By default, most commands pull information from all Windows nodes. Consequently, when using commands, the user should reference node names and pod names for better filtering of results.

in-depth documentation and examples are available with the -h flag on any command

wcnspect -h
wcnspect capture -h
wcnspect hns all -h

For commands that accept lists, input should be comma-separated and without spaces. For example, if we want to capture for 10 seconds on nodes named win1, win2, and win3, while also filtering only for TCP packets, we could do the following:

sample capture command

wcnspect capture nodes win1,win2,win3 -t TCP -d 10

The command will be routed to each node's internal IP on the cluster. It should be noted that if we don't pass a duration, the command will run indefinitely. Additionally, we can terminate the process on the referenced nodes at any time with Ctrl+C.

Note that if we pass the --counters-only flag to the capture command, then packet output won't be displayed and the counter table will only be displayed once the command is finished running.

sample capture command using --counters-only

wcnspect capture nodes win1 --counters-only

Importantly, while the vfp-counter command runs on its own (given a pod), the counter command is tied to running instances of the capture command. Consequently, in order for it to output a table on any given node, a capture must be run on that node at the same time. The table will output packet counts tied to that capture.

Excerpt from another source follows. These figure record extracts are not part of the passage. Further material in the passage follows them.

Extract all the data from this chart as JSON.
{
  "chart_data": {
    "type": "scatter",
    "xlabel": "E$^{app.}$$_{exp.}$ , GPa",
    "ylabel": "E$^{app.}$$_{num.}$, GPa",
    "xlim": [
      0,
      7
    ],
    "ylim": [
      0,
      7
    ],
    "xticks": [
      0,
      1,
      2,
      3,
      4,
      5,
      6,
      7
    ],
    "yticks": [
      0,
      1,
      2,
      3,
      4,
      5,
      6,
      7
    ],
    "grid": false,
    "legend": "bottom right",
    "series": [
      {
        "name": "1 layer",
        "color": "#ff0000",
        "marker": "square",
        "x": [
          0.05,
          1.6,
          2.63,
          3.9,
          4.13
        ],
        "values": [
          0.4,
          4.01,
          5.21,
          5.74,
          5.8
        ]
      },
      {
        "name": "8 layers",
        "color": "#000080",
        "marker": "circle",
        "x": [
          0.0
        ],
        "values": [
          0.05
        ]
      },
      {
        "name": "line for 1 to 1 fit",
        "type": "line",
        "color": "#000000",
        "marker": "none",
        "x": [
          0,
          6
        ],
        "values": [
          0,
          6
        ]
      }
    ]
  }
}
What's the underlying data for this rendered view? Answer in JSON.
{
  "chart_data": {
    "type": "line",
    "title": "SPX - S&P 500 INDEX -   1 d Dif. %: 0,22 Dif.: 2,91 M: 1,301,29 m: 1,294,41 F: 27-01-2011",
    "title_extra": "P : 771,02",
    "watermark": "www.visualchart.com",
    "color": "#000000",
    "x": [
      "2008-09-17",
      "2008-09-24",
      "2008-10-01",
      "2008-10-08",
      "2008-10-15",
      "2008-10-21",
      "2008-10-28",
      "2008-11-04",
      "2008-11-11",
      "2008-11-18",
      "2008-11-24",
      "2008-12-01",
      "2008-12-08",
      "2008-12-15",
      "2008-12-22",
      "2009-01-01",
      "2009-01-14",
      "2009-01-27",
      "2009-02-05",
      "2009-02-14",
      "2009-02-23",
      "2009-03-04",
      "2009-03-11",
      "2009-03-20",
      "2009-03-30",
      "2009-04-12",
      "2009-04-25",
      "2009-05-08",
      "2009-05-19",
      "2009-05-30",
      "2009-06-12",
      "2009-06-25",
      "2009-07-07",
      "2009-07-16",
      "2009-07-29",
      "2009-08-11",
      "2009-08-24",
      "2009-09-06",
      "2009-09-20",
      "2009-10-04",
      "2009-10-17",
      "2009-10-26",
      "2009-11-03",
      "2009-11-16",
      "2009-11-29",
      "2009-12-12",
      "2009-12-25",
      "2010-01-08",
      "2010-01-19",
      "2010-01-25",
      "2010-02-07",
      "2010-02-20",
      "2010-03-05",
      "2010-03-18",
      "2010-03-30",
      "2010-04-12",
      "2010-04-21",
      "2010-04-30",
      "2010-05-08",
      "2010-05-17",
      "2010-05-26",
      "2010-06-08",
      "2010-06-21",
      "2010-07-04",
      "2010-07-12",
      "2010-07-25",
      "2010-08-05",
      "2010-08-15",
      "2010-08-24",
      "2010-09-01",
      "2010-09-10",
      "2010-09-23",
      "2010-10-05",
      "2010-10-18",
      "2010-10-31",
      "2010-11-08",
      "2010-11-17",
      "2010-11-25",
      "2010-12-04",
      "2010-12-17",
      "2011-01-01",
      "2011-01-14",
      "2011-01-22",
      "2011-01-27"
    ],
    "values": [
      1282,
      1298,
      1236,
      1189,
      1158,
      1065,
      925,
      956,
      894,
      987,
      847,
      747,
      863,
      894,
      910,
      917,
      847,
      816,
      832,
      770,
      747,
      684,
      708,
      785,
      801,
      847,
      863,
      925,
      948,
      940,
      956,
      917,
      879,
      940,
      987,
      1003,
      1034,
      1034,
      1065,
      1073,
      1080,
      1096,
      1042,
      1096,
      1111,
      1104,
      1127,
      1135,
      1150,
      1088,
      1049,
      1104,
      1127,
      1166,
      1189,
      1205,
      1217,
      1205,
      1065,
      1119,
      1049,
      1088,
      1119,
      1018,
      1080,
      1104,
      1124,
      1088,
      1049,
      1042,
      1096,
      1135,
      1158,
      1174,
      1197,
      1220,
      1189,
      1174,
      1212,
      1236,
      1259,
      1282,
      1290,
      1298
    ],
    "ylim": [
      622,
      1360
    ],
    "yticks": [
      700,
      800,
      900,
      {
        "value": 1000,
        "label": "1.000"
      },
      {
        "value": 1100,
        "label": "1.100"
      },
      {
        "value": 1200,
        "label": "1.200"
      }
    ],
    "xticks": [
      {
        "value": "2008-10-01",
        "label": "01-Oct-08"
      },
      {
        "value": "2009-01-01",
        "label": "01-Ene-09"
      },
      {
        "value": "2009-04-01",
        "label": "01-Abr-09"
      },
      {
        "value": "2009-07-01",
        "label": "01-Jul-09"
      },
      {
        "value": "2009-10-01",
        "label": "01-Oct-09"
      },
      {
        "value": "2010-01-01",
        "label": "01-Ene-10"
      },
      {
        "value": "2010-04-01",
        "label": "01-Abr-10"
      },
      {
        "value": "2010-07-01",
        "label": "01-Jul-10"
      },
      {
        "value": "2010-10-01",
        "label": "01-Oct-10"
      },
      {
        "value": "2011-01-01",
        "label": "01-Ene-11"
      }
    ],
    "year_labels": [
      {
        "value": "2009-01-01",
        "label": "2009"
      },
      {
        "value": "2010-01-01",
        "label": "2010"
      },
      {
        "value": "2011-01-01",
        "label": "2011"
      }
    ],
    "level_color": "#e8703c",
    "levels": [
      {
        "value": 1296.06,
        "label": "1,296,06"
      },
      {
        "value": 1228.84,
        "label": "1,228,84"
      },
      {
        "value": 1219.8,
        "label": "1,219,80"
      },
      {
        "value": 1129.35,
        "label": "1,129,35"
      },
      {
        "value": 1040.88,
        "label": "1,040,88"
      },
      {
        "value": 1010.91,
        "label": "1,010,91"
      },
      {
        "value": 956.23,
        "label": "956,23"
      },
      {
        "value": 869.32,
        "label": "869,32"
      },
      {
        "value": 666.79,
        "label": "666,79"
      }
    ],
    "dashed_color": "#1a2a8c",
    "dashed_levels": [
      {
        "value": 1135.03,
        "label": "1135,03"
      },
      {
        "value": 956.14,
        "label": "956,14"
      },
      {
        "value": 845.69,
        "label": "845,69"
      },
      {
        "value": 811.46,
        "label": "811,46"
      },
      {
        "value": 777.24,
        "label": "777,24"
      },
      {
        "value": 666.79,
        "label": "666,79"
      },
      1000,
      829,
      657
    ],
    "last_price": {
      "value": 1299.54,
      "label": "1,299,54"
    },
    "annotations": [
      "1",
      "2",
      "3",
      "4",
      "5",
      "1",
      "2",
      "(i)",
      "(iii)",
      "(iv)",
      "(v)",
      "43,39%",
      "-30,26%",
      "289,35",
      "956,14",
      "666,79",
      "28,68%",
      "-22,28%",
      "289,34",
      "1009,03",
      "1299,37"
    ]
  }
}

wcnspect capture nodes win1,win3 -t TCP
wcnspect counter

Assumptions

Currently, this project's code makes the following assumptions:

• The port that Wcnspect server uses is 50051 (this is currently required on the client-side).

TODO

• Support for other ports on the Wcnspect client.

Contributing

This project welcomes contributions and suggestions. Most contributions require you to agree to a Contributor License Agreement (CLA) declaring that you have the right to, and actually do, grant us the rights to use your contribution. For details, visit https://cla.opensource.microsoft.com.

When you submit a pull request, a CLA bot will automatically determine whether you need to provide a CLA and decorate the PR appropriately (e.g., status check, comment). Simply follow the instructions provided by the bot. You will only need to do this once across all repos using our CLA.

This project has adopted the Microsoft Open Source Code of Conduct. For more information see the Code of Conduct FAQ or contact [email protected] with any additional questions or comments.

Trademarks

This project may contain trademarks or logos for projects, products, or services. Authorized use of Microsoft trademarks or logos is subject to and must follow Microsoft's Trademark & Brand Guidelines. Use of Microsoft trademarks or logos in modified versions of this project must not cause confusion or imply Microsoft sponsorship. Any use of third-party trademarks or logos are subject to those third-party's policies.